Although CD placement can be referred to as a standard procedure, our findings show that there remains room for improvement in morbidity regarding pleura effusion-related complications, especially in a cohort of critically ill liver transplant recipients.

The concept of pre-emptive placement of right-sided CD in every patient immediately post-LT is not entirely new and was recommended by Lin et al. in 2010 [6]. Since then, the concept has seen little attention and at the time of publication there was only 1 existing study on a preemptive approach for CD insertion before LT: in a living donor LT cohort in Japan; Imai et al. analyzed risk factors for postoperative atelectasis and accordingly performed preoperative thoracic drainage if risk factors were present. They demonstrated that the group with preemptive thoracic drainage for at-risk patients showed significantly less atelectasis after LT, contracted pneumonia at a lower incidence and had a shorter ICU stay [28]. Despite major differences in LT between Japan and Germany (e.g., percentage of living donor transplantations [53]) these findings support the concept of preemptive CD to reduce morbidity.

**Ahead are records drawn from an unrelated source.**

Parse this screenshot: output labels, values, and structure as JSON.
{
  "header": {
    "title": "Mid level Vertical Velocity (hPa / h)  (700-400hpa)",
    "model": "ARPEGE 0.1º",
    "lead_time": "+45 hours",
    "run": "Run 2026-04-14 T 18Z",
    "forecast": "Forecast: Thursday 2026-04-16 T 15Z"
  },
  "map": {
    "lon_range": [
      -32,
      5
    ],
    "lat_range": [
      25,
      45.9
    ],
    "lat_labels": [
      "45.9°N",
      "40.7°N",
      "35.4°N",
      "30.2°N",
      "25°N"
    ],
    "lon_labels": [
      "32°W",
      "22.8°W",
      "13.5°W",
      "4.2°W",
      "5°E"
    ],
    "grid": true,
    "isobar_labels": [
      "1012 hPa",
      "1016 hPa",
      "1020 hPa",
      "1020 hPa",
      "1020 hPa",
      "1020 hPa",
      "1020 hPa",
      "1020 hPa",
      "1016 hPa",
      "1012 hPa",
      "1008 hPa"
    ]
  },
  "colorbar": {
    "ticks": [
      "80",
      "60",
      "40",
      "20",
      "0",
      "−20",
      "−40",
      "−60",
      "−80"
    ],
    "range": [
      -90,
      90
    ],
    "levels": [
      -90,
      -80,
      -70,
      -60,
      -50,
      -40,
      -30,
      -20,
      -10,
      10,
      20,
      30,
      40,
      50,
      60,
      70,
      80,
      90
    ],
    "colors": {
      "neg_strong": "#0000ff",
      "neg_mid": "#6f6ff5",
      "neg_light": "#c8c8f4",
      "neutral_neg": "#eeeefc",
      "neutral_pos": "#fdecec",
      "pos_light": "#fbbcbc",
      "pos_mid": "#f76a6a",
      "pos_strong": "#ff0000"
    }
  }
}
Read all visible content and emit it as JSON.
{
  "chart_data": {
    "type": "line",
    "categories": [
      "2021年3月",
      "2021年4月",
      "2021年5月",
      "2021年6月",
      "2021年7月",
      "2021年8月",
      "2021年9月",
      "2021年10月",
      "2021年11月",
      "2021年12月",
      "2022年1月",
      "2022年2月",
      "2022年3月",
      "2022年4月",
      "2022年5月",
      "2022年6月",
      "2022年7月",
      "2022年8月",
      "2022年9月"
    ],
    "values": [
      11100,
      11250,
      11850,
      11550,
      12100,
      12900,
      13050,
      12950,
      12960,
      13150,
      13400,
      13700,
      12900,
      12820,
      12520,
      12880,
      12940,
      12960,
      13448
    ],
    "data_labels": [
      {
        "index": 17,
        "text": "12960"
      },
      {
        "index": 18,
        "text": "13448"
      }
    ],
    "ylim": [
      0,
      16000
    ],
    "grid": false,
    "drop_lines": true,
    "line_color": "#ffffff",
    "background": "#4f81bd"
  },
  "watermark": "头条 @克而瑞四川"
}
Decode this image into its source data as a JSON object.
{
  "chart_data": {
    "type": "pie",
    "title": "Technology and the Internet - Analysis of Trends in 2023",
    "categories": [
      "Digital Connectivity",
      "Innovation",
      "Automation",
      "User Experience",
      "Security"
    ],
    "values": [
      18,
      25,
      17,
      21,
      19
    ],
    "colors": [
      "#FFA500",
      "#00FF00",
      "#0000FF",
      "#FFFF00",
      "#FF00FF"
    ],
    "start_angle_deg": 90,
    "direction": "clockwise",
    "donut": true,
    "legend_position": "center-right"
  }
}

Our study had some limitations. Firstly, data generation was conducted retrospectively in a single LT center. Due to its observational design, there was no rigid study protocol for the indication for CD insertion. Indications and procedure of CD placement may vary between different medical systems, transplantation centers and between clinicians, which decreases the generalizability of our findings.

Conclusions

In conclusion, pleura effusion is one of the most common complications after LT and a majority of patients require interventional treatment. CD placement in LT recipients was associated with fewer complications if performed in the OR during LT or reoperations compared to placement on ICU. Further prospective studies should evaluate preemptive CD placement during LT, especially in high-risk patients.